While exile into a gap year can be uncomfortable and disheartening, it does not have to be a career ender. "In this business, stuff never goes according to plan," says Meeusen. "You have to keep a level head." The passionate drive that pushed these artists to prove themselves and excel outside of company life is the same force that eventually brought them back into the professional fold.
Don't Just Survive, Thrive
If you haven't been hired into a company full-time, it's still possible to have a worthwhile year. A brief time-out can, in fact, be a game changer. Here are some tips for staying productive and motivated.
1. Be resourceful.
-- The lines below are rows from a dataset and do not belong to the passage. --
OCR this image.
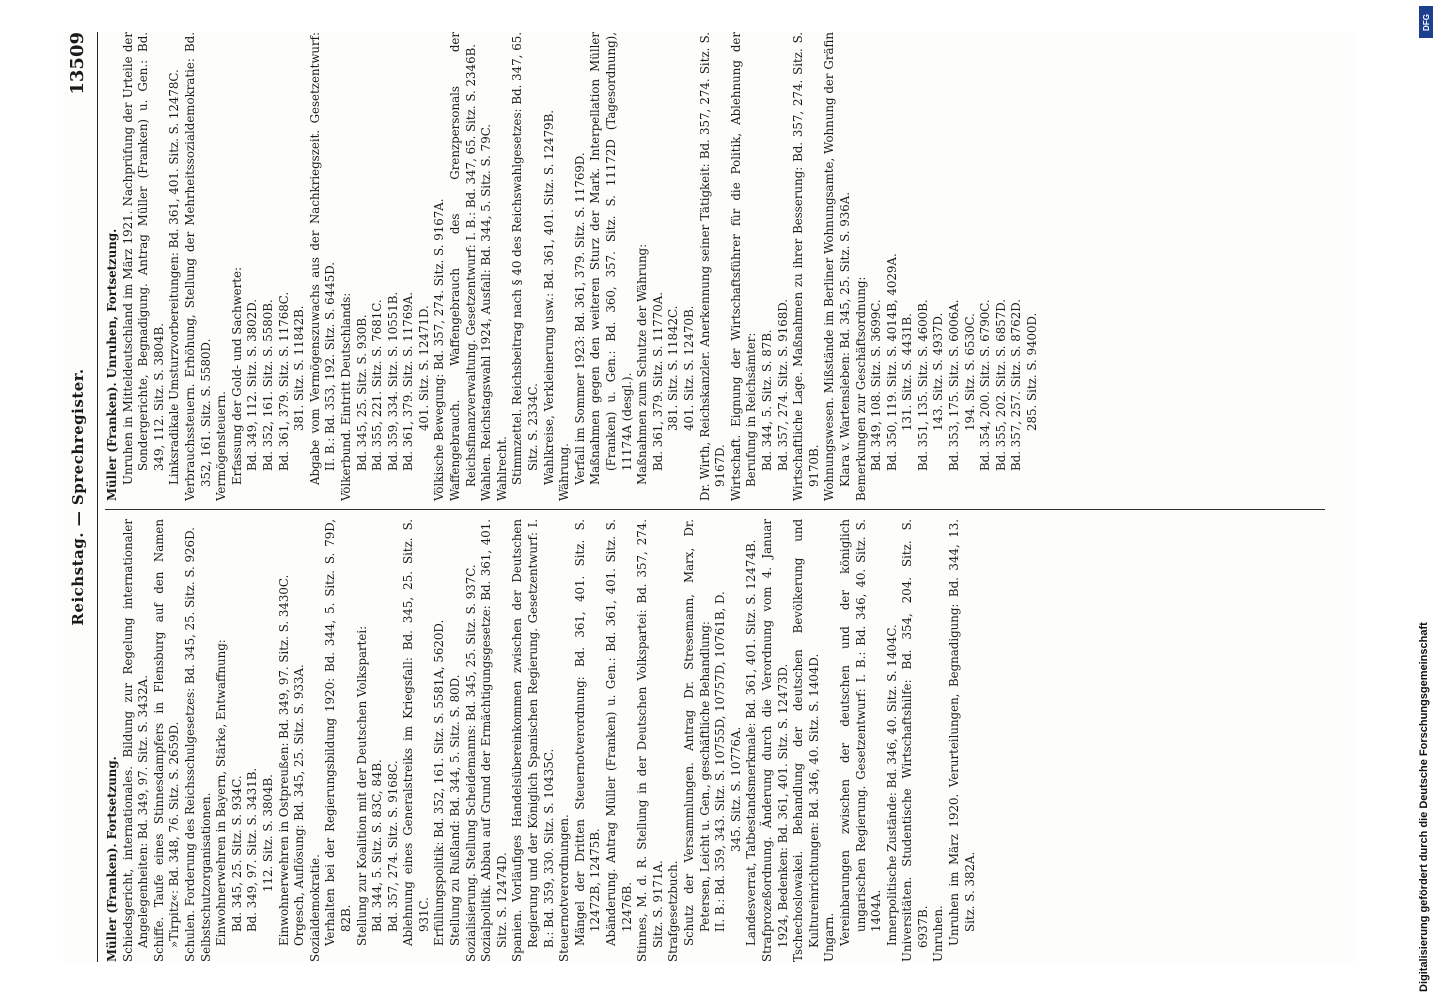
Reichstag. — Sprechregister.
13509

Müller (Franken). Fortsetzung. Schiedsgericht, internationales. Bildung zur Regelung internationaler Angelegenheiten: Bd. 349, 97. Sitz. S. 3432A. Schiffe. Taufe eines Stinnesdampfers in Flensburg auf den Namen »Tirpitz«: Bd. 348, 76. Sitz. S. 2659D. Schulen. Forderung des Reichsschulgesetzes: Bd. 345, 25. Sitz. S. 926D. Selbstschutzorganisationen. Einwohnerwehren in Bayern, Stärke, Entwaffnung: Bd. 345, 25. Sitz. S. 934C. Bd. 349, 97. Sitz. S. 3431B. 112. Sitz. S. 3804B. Einwohnerwehren in Ostpreußen: Bd. 349, 97. Sitz. S. 3430C. Orgesch, Auflösung: Bd. 345, 25. Sitz. S. 933A. Sozialdemokratie. Verhalten bei der Regierungsbildung 1920: Bd. 344, 5. Sitz. S. 79D, 82B. Stellung zur Koalition mit der Deutschen Volkspartei: Bd. 344, 5. Sitz. S. 83C, 84B. Bd. 357, 274. Sitz. S. 9168C. Ablehnung eines Generalstreiks im Kriegsfall: Bd. 345, 25. Sitz. S. 931C. Erfüllungspolitik: Bd. 352, 161. Sitz. S. 5581A, 5620D. Stellung zu Rußland: Bd. 344, 5. Sitz. S. 80D. Sozialisierung. Stellung Scheidemanns: Bd. 345, 25. Sitz. S. 937C. Sozialpolitik. Abbau auf Grund der Ermächtigungsgesetze: Bd. 361, 401. Sitz. S. 12474D. Spanien. Vorläufiges Handelsübereinkommen zwischen der Deutschen Regierung und der Königlich Spanischen Regierung. Gesetzentwurf: I. B.: Bd. 359, 330. Sitz. S. 10435C. Steuernotverordnungen. Mängel der Dritten Steuernotverordnung: Bd. 361, 401. Sitz. S. 12472B, 12475B. Abänderung. Antrag Müller (Franken) u. Gen.: Bd. 361, 401. Sitz. S. 12476B. Stinnes, M. d. R. Stellung in der Deutschen Volkspartei: Bd. 357, 274. Sitz. S. 9171A. Strafgesetzbuch. Schutz der Versammlungen. Antrag Dr. Stresemann, Marx, Dr. Petersen, Leicht u. Gen., geschäftliche Behandlung: II. B.: Bd. 359, 343. Sitz. S. 10755D, 10757D, 10761B, D. 345. Sitz. S. 10776A. Landesverrat, Tatbestandsmerkmale: Bd. 361, 401. Sitz. S. 12474B. Strafprozeßordnung. Änderung durch die Verordnung vom 4. Januar 1924, Bedenken: Bd. 361, 401. Sitz. S. 12473D. Tschechoslowakei. Behandlung der deutschen Bevölkerung und Kultureinrichtungen: Bd. 346, 40. Sitz. S. 1404D. Ungarn. Vereinbarungen zwischen der deutschen und der königlich ungarischen Regierung. Gesetzentwurf: I. B.: Bd. 346, 40. Sitz. S. 1404A. Innerpolitische Zustände: Bd. 346, 40. Sitz. S. 1404C. Universitäten. Studentische Wirtschaftshilfe: Bd. 354, 204. Sitz. S. 6937B. Unruhen. Unruhen im März 1920. Verurteilungen, Begnadigung: Bd. 344, 13. Sitz. S. 382A.

Müller (Franken). Unruhen, Fortsetzung. Unruhen in Mitteldeutschland im März 1921. Nachprüfung der Urteile der Sondergerichte, Begnadigung. Antrag Müller (Franken) u. Gen.: Bd. 349, 112. Sitz. S. 3804B. Linksradikale Umsturzvorbereitungen: Bd. 361, 401. Sitz. S. 12478C. Verbrauchssteuern. Erhöhung, Stellung der Mehrheitssozialdemokratie: Bd. 352, 161. Sitz. S. 5580D. Vermögensteuern. Erfassung der Gold- und Sachwerte: Bd. 349, 112. Sitz. S. 3802D. Bd. 352, 161. Sitz. S. 5580B. Bd. 361, 379. Sitz. S. 11768C. 381. Sitz. S. 11842B. Abgabe vom Vermögenszuwachs aus der Nachkriegszeit. Gesetzentwurf: II. B.: Bd. 353, 192. Sitz. S. 6445D. Völkerbund. Eintritt Deutschlands: Bd. 345, 25. Sitz. S. 930B. Bd. 355, 221. Sitz. S. 7681C. Bd. 359, 334. Sitz. S. 10551B. Bd. 361, 379. Sitz. S. 11769A. 401. Sitz. S. 12471D. Völkische Bewegung: Bd. 357, 274. Sitz. S. 9167A. Waffengebrauch. Waffengebrauch des Grenzpersonals der Reichsfinanzverwaltung. Gesetzentwurf: I. B.: Bd. 347, 65. Sitz. S. 2346B. Wahlen. Reichstagswahl 1924, Ausfall: Bd. 344, 5. Sitz. S. 79C. Wahlrecht. Stimmzettel. Reichsbeitrag nach § 40 des Reichswahlgesetzes: Bd. 347, 65. Sitz. S. 2334C. Wahlkreise, Verkleinerung usw.: Bd. 361, 401. Sitz. S. 12479B. Währung. Verfall im Sommer 1923: Bd. 361, 379. Sitz. S. 11769D. Maßnahmen gegen den weiteren Sturz der Mark. Interpellation Müller (Franken) u. Gen.: Bd. 360, 357. Sitz. S. 11172D (Tagesordnung), 11174A (desgl.). Maßnahmen zum Schutze der Währung: Bd. 361, 379. Sitz. S. 11770A. 381. Sitz. S. 11842C. 401. Sitz. S. 12470B. Dr. Wirth, Reichskanzler. Anerkennung seiner Tätigkeit: Bd. 357, 274. Sitz. S. 9167D. Wirtschaft. Eignung der Wirtschaftsführer für die Politik, Ablehnung der Berufung in Reichsämter: Bd. 344, 5. Sitz. S. 87B. Bd. 357, 274. Sitz. S. 9168D. Wirtschaftliche Lage. Maßnahmen zu ihrer Besserung: Bd. 357, 274. Sitz. S. 9170B. Wohnungswesen. Mißstände im Berliner Wohnungsamte, Wohnung der Gräfin Klara v. Wartensleben: Bd. 345, 25. Sitz. S. 936A. Bemerkungen zur Geschäftsordnung: Bd. 349, 108. Sitz. S. 3699C. Bd. 350, 119. Sitz. S. 4014B, 4029A. 131. Sitz. S. 4431B. Bd. 351, 135. Sitz. S. 4600B. 143. Sitz. S. 4937D. Bd. 353, 175. Sitz. S. 6006A. 194. Sitz. S. 6530C. Bd. 354, 200. Sitz. S. 6790C. Bd. 355, 202. Sitz. S. 6857D. Bd. 357, 257. Sitz. S. 8762D. 285. Sitz. S. 9400D.

DFG
Digitalisierung gefördert durch die Deutsche Forschungsgemeinschaft
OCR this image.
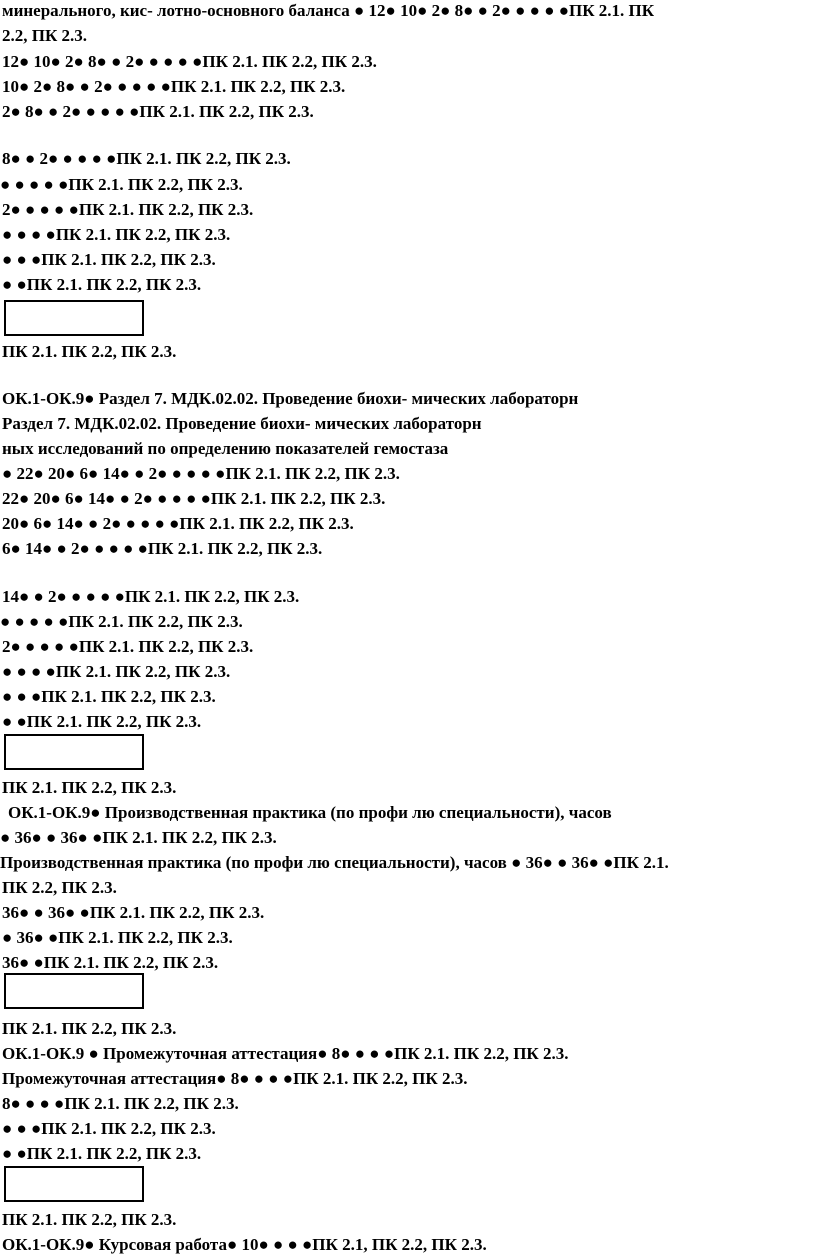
минерального, кис- лотно-основного баланса ● 12● 10● 2● 8● ● 2● ● ● ● ●ПК 2.1. ПК
2.2, ПК 2.3.
12● 10● 2● 8● ● 2● ● ● ● ●ПК 2.1. ПК 2.2, ПК 2.3.
10● 2● 8● ● 2● ● ● ● ●ПК 2.1. ПК 2.2, ПК 2.3.
2● 8● ● 2● ● ● ● ●ПК 2.1. ПК 2.2, ПК 2.3.
8● ● 2● ● ● ● ●ПК 2.1. ПК 2.2, ПК 2.3.
● ● ● ● ●ПК 2.1. ПК 2.2, ПК 2.3.
2● ● ● ● ●ПК 2.1. ПК 2.2, ПК 2.3.
● ● ● ●ПК 2.1. ПК 2.2, ПК 2.3.
● ● ●ПК 2.1. ПК 2.2, ПК 2.3.
● ●ПК 2.1. ПК 2.2, ПК 2.3.
ПК 2.1. ПК 2.2, ПК 2.3.
ОК.1-ОК.9● Раздел 7. МДК.02.02. Проведение биохи- мических лабораторн
Раздел 7. МДК.02.02. Проведение биохи- мических лабораторн
ных исследований по определению показателей гемостаза
● 22● 20● 6● 14● ● 2● ● ● ● ●ПК 2.1. ПК 2.2, ПК 2.3.
22● 20● 6● 14● ● 2● ● ● ● ●ПК 2.1. ПК 2.2, ПК 2.3.
20● 6● 14● ● 2● ● ● ● ●ПК 2.1. ПК 2.2, ПК 2.3.
6● 14● ● 2● ● ● ● ●ПК 2.1. ПК 2.2, ПК 2.3.
14● ● 2● ● ● ● ●ПК 2.1. ПК 2.2, ПК 2.3.
● ● ● ● ●ПК 2.1. ПК 2.2, ПК 2.3.
2● ● ● ● ●ПК 2.1. ПК 2.2, ПК 2.3.
● ● ● ●ПК 2.1. ПК 2.2, ПК 2.3.
● ● ●ПК 2.1. ПК 2.2, ПК 2.3.
● ●ПК 2.1. ПК 2.2, ПК 2.3.
ПК 2.1. ПК 2.2, ПК 2.3.
ОК.1-ОК.9● Производственная практика (по профи лю специальности), часов
● 36● ● 36● ●ПК 2.1. ПК 2.2, ПК 2.3.
Производственная практика (по профи лю специальности), часов ● 36● ● 36● ●ПК 2.1.
ПК 2.2, ПК 2.3.
36● ● 36● ●ПК 2.1. ПК 2.2, ПК 2.3.
● 36● ●ПК 2.1. ПК 2.2, ПК 2.3.
36● ●ПК 2.1. ПК 2.2, ПК 2.3.
ПК 2.1. ПК 2.2, ПК 2.3.
ОК.1-ОК.9 ● Промежуточная аттестация● 8● ● ● ●ПК 2.1. ПК 2.2, ПК 2.3.
Промежуточная аттестация● 8● ● ● ●ПК 2.1. ПК 2.2, ПК 2.3.
8● ● ● ●ПК 2.1. ПК 2.2, ПК 2.3.
● ● ●ПК 2.1. ПК 2.2, ПК 2.3.
● ●ПК 2.1. ПК 2.2, ПК 2.3.
ПК 2.1. ПК 2.2, ПК 2.3.
ОК.1-ОК.9● Курсовая работа● 10● ● ● ●ПК 2.1, ПК 2.2, ПК 2.3.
Take stock of any special skills and support systems, whether financial, social or emotional, that you already have access to, such as your family and friends, your school affiliations, and your work or academic history. Use whatever resources you have to establish an affordable place to live, a part-time job to pay the bills and a relationship with teachers who can help take you to the next level.
2. Maintain a consistent training schedule. Without the structure of a company or school setting, you're responsible for your own training regimen. Commit to a regular class and cross-training schedule—and stick to it—to ensure you'll be in top form come audition season.
3. Look for performance opportunities. Some companies look for supplemental dancers to fill their corps de ballet for large productions like Nutcracker, Swan Lake and Giselle. In addition, many schools hire guest soloists to fill lead Nutcracker roles. On top of providing income and connections, guesting gigs can also be a great way to keep up your performing chops.
4. Stay focused on your long-term goal. When you feel discouraged, just remember: Audition season is only a few months away.